PLP participates in amino acid synthesis and the
interconversion of some amino acids. It catalyzes
a step in the synthesis of hemoglobin,
which is needed to transport oxygen
in blood. PLP helps maintain blood glucose
levels by facilitating the release of glucose from liver and muscle glycogen. It also plays a role in the
synthesis of many neurotransmitters important for brain function. This has led
some physicians to prescribe megadoses of B6 to patients with psychological problems such as
depression and mood swings, and to some women for premenstrual syndrome (PMS).

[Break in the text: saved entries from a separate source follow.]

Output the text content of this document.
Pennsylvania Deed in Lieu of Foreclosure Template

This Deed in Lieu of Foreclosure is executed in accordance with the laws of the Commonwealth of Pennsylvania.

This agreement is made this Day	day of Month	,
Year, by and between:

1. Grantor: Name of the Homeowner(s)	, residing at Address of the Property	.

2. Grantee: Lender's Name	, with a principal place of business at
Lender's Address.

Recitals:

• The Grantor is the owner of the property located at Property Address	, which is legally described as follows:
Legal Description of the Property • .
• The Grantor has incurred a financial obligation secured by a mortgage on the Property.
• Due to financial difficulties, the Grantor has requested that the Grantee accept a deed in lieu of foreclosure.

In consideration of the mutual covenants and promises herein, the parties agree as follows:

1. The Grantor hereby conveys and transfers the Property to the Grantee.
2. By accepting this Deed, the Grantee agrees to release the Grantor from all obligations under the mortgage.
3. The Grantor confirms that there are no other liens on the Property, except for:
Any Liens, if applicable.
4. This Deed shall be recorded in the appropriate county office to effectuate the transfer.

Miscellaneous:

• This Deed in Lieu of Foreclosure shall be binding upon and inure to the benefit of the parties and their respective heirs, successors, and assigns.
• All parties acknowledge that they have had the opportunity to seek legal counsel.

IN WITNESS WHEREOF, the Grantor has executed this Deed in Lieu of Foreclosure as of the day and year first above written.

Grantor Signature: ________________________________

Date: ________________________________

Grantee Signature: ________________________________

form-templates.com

It is unclear, however, whether this therapy is effective. PLP participates in
the conversion of the amino acid tryptophan to niacin and helps avoid niacin
deficiency. Pyridoxine affects immune function, as it is essential for the
formation of a type of white blood cell.
Populations at risk of vitamin-B6 deficiency include alcoholics
and elderly persons who consume an inadequate diet. Individuals taking medication
to treat Parkinson's disease or tuberculosis
may take extra vitamin B6 with physician supervision. Carpal tunnel
syndrome, a nerve disorder of the wrist, has also been treated with large daily
doses of B6. However, data on its effectiveness are conflicting.
Folic Acid,
Folate, Folacin (Vitamin B9)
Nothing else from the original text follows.